Neste exemplo, é estudada uma transformação polimórfica. Tanto o RBI quanto as imagens de microscopia em tempo real fornecem um entendimento detalhado e inequívoco do processo. Quando o iniciador é adicionado, a nucleação ocorre imediatamente, conforme indicado pelo rápido aumento do sinal de RBI, correspondente à formação de cristais. Embora a temperatura permaneça constante em 50 °C, o RBI atinge um estado estacionário, mas logo volta a aumentar rapidamente – indicando que um segundo evento de nucleação ocorreu. A verificação das imagens de microscopia em tempo real confirma a presença de uma segunda morfologia cristalina que nucleou, o que pode ser verificado como uma forma polimórfica diferente por meio da análise de XRD offline.

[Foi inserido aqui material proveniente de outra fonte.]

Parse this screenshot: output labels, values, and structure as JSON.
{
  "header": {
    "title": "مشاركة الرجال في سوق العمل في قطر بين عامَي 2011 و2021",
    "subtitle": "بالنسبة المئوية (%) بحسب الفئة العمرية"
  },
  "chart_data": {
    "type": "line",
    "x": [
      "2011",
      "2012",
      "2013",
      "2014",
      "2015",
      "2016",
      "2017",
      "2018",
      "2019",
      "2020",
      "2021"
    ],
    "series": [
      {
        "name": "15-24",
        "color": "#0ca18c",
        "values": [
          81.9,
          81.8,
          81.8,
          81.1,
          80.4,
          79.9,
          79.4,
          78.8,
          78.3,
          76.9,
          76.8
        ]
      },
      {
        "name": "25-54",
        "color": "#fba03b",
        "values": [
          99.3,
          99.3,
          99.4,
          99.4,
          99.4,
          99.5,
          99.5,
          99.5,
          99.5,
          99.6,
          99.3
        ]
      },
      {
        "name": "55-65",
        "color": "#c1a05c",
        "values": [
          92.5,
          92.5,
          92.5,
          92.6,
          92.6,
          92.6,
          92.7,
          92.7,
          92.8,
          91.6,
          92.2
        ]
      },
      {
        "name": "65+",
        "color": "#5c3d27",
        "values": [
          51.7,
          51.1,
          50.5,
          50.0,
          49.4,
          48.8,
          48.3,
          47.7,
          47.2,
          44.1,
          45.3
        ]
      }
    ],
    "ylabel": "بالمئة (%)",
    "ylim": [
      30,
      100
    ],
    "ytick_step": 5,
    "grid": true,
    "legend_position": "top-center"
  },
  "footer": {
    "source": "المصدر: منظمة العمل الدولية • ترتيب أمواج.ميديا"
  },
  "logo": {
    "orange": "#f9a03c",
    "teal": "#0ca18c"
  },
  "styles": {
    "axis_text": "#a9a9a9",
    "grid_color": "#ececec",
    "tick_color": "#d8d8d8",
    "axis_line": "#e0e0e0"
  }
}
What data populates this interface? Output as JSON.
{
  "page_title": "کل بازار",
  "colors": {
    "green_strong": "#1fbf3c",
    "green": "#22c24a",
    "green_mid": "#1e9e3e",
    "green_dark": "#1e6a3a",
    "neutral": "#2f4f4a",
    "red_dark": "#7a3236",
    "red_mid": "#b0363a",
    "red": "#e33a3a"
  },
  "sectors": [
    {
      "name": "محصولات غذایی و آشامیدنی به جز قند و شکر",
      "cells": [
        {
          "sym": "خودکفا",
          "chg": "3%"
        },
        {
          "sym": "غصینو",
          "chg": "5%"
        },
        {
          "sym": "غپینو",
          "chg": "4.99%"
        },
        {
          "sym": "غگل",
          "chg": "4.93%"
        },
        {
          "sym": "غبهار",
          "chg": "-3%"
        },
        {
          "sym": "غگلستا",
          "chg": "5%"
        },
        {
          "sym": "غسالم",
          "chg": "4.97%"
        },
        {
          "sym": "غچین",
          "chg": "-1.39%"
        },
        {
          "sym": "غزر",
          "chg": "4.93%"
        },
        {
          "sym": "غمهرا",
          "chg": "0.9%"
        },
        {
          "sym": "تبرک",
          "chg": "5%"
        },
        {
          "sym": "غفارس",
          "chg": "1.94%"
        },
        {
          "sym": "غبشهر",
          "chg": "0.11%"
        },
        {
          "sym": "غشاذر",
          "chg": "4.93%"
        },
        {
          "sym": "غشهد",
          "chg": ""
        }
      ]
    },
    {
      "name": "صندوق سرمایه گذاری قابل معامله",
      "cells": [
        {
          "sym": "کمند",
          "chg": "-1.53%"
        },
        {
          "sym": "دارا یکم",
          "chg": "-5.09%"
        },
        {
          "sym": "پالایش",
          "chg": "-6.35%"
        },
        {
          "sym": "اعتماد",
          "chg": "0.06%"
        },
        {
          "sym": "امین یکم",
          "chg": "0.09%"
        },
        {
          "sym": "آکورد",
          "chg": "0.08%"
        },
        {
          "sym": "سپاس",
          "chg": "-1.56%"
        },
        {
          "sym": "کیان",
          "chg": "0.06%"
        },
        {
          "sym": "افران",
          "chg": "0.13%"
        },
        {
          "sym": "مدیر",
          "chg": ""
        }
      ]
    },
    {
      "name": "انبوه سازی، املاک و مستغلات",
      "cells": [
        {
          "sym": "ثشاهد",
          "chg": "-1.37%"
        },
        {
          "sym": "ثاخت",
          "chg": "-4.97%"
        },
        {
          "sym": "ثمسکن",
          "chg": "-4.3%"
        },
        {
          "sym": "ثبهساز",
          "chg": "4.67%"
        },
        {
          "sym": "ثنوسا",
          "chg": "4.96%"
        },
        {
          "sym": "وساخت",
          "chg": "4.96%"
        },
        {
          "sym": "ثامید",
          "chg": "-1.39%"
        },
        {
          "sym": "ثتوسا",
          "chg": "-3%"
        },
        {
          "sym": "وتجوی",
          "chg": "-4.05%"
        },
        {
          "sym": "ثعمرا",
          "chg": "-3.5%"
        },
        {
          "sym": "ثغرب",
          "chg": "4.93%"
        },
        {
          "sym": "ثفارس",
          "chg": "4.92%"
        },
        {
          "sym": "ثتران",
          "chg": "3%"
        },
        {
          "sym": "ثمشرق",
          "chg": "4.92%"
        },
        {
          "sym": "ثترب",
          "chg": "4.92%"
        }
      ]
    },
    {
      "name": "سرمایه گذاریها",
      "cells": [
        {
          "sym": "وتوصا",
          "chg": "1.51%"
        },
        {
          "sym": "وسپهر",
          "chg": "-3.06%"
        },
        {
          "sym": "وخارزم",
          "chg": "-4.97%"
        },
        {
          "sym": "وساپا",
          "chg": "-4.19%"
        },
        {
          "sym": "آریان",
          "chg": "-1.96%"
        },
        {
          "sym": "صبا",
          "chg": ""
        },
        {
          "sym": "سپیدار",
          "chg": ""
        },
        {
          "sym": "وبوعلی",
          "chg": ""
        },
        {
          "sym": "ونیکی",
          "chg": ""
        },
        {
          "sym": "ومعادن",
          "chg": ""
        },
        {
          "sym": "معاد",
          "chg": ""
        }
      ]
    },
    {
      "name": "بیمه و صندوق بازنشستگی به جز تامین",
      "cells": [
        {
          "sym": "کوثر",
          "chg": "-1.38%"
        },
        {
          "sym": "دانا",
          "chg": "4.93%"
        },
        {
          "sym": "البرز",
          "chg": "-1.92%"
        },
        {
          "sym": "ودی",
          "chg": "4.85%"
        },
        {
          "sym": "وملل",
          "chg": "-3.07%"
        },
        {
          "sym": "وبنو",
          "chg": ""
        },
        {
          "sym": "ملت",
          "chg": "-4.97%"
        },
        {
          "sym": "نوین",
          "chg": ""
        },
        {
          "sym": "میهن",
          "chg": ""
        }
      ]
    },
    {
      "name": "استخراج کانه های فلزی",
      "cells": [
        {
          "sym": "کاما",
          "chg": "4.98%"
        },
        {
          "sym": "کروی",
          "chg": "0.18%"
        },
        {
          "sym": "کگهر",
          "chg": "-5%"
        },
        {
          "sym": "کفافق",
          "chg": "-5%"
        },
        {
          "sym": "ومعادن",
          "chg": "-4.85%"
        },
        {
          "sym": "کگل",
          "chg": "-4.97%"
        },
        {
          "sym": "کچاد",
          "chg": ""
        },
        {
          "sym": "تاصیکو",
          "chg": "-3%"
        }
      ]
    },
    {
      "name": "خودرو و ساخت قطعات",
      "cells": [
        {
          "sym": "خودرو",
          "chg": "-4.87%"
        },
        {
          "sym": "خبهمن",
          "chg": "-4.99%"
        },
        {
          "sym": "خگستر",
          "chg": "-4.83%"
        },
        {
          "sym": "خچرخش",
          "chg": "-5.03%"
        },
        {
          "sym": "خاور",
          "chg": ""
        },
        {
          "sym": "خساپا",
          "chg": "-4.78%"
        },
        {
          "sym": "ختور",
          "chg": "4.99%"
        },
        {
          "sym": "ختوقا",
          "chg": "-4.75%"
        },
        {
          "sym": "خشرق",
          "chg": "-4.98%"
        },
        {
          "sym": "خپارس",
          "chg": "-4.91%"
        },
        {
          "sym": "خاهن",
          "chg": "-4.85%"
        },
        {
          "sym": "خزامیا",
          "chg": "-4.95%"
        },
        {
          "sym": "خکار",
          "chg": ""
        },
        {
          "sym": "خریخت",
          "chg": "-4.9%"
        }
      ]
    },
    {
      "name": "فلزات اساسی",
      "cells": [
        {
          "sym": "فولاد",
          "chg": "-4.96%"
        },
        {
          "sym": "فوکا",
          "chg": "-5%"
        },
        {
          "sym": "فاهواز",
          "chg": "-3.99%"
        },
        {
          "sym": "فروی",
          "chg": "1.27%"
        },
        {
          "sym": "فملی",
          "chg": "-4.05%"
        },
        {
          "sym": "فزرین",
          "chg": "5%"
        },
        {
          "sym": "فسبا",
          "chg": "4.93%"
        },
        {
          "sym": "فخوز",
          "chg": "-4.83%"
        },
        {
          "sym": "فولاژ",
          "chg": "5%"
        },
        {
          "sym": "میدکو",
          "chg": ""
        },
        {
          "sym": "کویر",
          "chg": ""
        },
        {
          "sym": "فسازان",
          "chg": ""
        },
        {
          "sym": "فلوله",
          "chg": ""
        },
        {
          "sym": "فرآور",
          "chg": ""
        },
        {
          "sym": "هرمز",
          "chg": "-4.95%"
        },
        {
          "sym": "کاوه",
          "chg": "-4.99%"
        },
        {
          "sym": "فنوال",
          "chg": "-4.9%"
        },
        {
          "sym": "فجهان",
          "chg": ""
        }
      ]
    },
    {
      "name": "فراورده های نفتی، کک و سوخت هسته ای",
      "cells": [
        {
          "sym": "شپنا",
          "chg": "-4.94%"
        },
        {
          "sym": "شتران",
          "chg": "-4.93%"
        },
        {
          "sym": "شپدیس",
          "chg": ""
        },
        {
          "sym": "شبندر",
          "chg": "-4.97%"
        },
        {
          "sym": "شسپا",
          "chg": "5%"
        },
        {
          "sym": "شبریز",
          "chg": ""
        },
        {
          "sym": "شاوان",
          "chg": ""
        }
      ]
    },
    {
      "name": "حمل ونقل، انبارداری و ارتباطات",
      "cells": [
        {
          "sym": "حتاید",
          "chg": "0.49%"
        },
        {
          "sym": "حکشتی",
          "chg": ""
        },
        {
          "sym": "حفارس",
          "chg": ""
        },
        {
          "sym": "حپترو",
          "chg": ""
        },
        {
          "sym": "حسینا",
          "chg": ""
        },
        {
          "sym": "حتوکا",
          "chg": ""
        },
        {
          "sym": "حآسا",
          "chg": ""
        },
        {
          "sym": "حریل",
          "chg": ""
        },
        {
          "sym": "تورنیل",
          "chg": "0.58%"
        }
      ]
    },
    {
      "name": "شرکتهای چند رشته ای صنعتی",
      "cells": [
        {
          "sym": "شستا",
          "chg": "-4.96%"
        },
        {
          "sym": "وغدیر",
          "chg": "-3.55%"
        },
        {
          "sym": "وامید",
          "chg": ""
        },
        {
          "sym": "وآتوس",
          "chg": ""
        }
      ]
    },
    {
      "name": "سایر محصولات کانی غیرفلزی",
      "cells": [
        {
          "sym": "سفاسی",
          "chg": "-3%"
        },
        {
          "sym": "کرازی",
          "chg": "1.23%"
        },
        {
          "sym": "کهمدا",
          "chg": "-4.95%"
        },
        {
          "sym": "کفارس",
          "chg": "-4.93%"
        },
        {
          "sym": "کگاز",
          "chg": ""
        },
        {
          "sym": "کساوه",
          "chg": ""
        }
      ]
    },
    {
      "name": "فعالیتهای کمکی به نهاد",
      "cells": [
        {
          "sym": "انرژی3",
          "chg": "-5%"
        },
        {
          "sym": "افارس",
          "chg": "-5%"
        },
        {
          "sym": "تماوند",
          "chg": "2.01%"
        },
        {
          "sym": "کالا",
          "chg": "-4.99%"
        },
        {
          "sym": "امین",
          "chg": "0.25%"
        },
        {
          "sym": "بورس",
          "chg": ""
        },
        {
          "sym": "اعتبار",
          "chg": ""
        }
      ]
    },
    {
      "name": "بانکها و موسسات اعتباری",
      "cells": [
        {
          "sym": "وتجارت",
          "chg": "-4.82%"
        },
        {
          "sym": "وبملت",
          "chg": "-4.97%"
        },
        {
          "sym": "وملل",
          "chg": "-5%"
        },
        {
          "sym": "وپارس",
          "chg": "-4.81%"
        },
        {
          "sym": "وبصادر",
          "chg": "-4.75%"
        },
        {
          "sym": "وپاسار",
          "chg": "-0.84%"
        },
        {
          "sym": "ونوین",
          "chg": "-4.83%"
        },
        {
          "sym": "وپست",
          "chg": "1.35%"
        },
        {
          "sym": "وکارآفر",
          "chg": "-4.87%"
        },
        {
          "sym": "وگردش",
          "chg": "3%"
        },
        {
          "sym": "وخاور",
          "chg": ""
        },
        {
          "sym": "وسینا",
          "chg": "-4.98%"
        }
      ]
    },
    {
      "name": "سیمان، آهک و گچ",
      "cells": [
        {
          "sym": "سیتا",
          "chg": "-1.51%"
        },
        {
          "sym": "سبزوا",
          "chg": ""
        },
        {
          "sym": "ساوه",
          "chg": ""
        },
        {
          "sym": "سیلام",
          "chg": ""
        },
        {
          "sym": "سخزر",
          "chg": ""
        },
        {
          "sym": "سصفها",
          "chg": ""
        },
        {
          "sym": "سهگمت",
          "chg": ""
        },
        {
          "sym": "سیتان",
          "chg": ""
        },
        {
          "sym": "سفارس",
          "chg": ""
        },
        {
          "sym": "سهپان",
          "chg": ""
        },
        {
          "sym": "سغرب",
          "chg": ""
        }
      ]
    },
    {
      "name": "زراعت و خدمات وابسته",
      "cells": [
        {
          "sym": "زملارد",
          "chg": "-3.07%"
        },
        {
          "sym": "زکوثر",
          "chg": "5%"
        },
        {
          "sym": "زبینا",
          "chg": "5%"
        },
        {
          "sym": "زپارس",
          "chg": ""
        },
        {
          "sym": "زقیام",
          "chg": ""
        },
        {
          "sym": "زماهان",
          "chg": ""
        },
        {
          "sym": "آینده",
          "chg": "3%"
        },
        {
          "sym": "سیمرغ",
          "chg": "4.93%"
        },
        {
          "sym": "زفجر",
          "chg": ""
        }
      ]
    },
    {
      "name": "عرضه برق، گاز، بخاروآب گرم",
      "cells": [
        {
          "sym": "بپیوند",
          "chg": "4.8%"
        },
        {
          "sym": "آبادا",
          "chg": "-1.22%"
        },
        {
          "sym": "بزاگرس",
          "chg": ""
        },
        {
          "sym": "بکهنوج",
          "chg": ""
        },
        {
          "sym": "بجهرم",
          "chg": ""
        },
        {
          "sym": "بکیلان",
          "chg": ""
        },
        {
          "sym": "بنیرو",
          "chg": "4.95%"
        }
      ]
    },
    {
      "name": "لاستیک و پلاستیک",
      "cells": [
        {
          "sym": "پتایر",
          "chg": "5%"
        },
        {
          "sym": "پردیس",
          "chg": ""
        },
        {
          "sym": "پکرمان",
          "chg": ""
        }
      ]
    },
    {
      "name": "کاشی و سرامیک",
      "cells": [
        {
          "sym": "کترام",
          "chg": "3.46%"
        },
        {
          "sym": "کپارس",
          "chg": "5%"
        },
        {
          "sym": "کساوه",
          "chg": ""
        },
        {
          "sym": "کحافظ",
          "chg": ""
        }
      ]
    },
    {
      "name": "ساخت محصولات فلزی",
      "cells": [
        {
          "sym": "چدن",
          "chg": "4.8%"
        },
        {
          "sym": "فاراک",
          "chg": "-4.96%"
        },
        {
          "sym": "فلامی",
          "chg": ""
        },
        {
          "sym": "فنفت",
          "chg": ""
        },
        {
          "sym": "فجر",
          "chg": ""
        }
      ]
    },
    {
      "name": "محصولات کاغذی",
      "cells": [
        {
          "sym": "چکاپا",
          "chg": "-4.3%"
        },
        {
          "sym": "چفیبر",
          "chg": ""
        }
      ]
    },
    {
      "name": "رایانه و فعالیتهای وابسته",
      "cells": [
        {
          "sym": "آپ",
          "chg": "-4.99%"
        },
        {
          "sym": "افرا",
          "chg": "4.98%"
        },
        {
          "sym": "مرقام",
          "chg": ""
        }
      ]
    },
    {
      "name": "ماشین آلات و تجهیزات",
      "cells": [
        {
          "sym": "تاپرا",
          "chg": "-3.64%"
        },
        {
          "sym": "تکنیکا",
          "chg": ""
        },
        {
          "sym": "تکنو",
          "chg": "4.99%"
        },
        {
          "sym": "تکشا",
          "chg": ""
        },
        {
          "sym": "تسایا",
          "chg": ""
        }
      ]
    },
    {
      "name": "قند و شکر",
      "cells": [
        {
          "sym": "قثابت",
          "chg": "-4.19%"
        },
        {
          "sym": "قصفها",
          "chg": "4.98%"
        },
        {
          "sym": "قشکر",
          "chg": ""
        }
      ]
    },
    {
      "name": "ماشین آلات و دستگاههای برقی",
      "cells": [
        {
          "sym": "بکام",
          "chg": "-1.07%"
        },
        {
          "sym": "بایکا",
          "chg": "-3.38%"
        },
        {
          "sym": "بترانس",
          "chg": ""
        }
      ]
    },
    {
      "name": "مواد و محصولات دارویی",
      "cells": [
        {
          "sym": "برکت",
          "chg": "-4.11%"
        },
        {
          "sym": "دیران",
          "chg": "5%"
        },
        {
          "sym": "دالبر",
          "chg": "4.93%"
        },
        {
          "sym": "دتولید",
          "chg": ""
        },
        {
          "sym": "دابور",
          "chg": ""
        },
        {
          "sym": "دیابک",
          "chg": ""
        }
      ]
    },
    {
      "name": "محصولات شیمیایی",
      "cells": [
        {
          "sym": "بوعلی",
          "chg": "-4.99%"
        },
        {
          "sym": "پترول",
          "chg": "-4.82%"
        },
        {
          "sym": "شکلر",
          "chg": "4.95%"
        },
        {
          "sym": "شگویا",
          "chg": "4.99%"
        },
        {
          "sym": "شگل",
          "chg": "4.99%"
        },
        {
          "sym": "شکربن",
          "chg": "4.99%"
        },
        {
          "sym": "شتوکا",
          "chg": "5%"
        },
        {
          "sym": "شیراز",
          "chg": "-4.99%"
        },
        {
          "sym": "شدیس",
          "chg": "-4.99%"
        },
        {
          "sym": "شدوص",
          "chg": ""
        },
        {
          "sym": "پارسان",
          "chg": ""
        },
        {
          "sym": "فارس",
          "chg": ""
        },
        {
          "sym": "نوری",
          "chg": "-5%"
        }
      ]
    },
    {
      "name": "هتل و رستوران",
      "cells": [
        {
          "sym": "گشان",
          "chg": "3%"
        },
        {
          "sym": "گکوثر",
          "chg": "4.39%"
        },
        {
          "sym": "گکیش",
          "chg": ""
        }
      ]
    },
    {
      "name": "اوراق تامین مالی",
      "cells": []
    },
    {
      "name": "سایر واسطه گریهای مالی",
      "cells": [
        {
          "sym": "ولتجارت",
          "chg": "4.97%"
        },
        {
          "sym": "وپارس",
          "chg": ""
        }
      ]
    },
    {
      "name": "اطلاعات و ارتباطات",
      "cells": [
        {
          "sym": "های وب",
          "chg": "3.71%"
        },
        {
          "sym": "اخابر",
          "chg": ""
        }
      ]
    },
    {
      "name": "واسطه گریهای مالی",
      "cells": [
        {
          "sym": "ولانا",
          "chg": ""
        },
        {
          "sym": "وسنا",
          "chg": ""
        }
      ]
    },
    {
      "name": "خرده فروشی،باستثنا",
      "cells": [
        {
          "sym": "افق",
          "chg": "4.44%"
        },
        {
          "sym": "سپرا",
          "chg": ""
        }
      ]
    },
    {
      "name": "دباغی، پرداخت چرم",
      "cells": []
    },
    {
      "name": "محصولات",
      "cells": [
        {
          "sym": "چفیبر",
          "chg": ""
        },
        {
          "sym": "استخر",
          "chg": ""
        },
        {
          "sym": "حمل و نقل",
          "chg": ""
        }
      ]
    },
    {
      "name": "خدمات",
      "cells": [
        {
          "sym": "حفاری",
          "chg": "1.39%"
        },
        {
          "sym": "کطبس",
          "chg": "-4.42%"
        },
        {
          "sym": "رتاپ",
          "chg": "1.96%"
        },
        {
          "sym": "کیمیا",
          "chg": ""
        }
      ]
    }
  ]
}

Com o tempo, a transição da forma menos estável para a mais estável ocorre, até que a tendência de RBI novamente atinge um estado estacionário, e as imagens de microscopia em tempo real mostram que apenas cristais em forma de agulha persistem.
Este estudo de caso demonstra a facilidade com que os cientistas podem obter um entendimento de processo extremamente útil usando um PAT, que é simples de implementar e exige conhecimento muito limitado em análise de dados.